Elliott’s expressive face lit up as he showed me treasured plants and explained some of their behaviours and properties. He may not know the botanical name for every single plant, but he seems to know how to keep the plants happy and thriving, and possesses a shared folk knowledge of their remedial and culinary properties. “I enjoy my garden. It keeps me out of trouble,” he says.

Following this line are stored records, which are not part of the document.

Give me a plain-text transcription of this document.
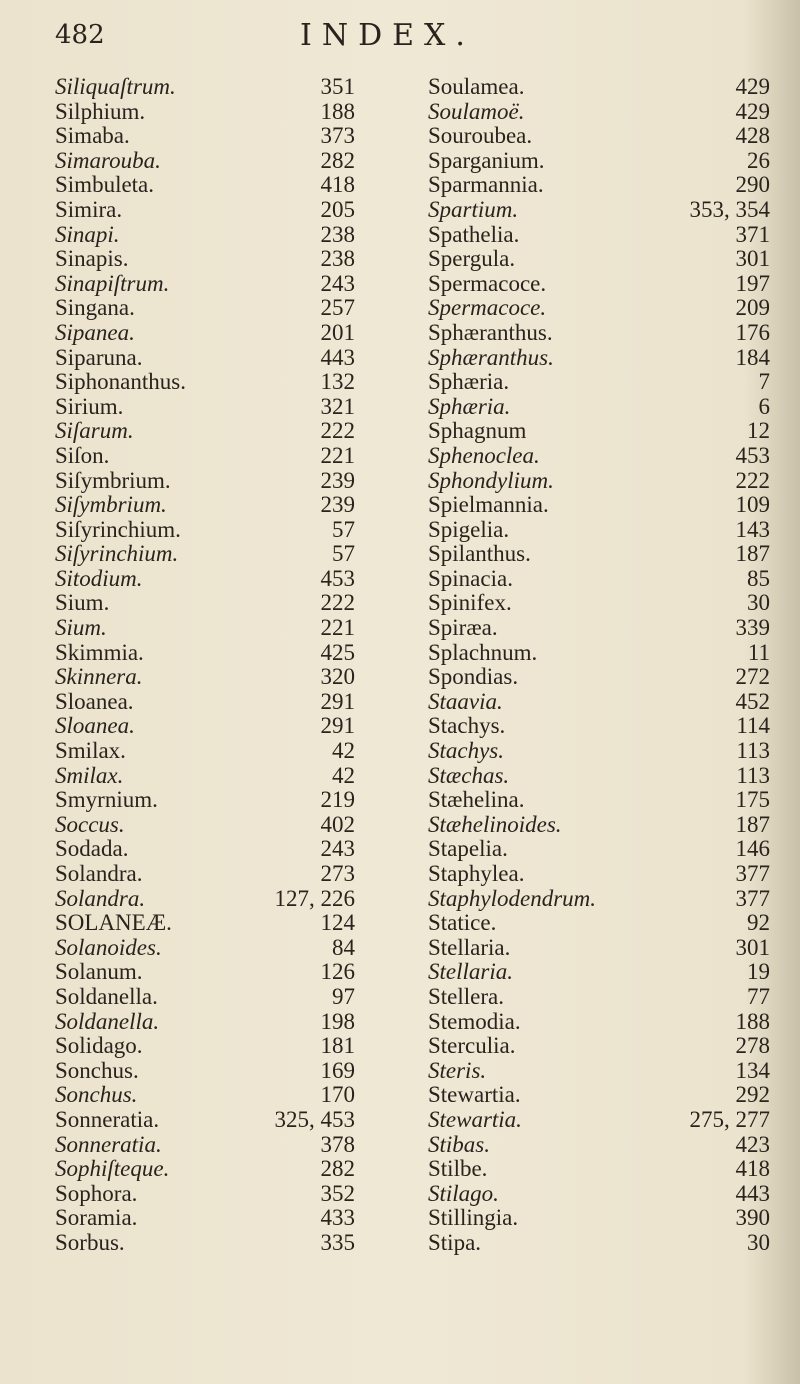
482	INDEX.
Siliquaſtrum.	351
Silphium.	188
Simaba.	373
Simarouba.	282
Simbuleta.	418
Simira.	205
Sinapi.	238
Sinapis.	238
Sinapiſtrum.	243
Singana.	257
Sipanea.	201
Siparuna.	443
Siphonanthus.	132
Sirium.	321
Siſarum.	222
Siſon.	221
Siſymbrium.	239
Siſymbrium.	239
Siſyrinchium.	57
Siſyrinchium.	57
Sitodium.	453
Sium.	222
Sium.	221
Skimmia.	425
Skinnera.	320
Sloanea.	291
Sloanea.	291
Smilax.	42
Smilax.	42
Smyrnium.	219
Soccus.	402
Sodada.	243
Solandra.	273
Solandra.	127, 226
SOLANEÆ.	124
Solanoides.	84
Solanum.	126
Soldanella.	97
Soldanella.	198
Solidago.	181
Sonchus.	169
Sonchus.	170
Sonneratia.	325, 453
Sonneratia.	378
Sophiſteque.	282
Sophora.	352
Soramia.	433
Sorbus.	335
Soulamea.	429
Soulamoë.	429
Souroubea.	428
Sparganium.	26
Sparmannia.	290
Spartium.	353, 354
Spathelia.	371
Spergula.	301
Spermacoce.	197
Spermacoce.	209
Sphæranthus.	176
Sphæranthus.	184
Sphæria.	7
Sphæria.	6
Sphagnum	12
Sphenoclea.	453
Sphondylium.	222
Spielmannia.	109
Spigelia.	143
Spilanthus.	187
Spinacia.	85
Spinifex.	30
Spiræa.	339
Splachnum.	11
Spondias.	272
Staavia.	452
Stachys.	114
Stachys.	113
Stæchas.	113
Stæhelina.	175
Stæhelinoides.	187
Stapelia.	146
Staphylea.	377
Staphylodendrum.	377
Statice.	92
Stellaria.	301
Stellaria.	19
Stellera.	77
Stemodia.	188
Sterculia.	278
Steris.	134
Stewartia.	292
Stewartia.	275, 277
Stibas.	423
Stilbe.	418
Stilago.	443
Stillingia.	390
Stipa.	30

He showed me some of his harvested rice, in large bags in a store room. Elliott plants hill rice every May or June, and harvests it at the end of October or in early November. He does not sell his hill rice crop at any market or shop, as people who know him will visit his home to get their supply. I also saw the rich colours of some of his home-grown corn stored in a few gallon-buckets, the plump corn kernels radiating different colours of rustic red, amber yellow, and red-yellow mixes. Elliott completed the tour by giving his outspoken neighbour Leonise a hand of bananas for her family, and leading us to his veranda for some drinks, before he headed off to chat with men from the village. The hot topic that day was bandit Shevon Hodge, shot dead by security on the roof of Francis Fashions/Shoe Locker store in nearby Princes Town at around 3 am on February 24, while trying to rob the shop; he left behind an abandoned bag of Adidas and Nike shoes.
I reflected that if Hodges had been planting sustaining crops like the patient, industrious and practical Elliott, instead of robbing shoe stores for quick profits, he’d probably still be alive.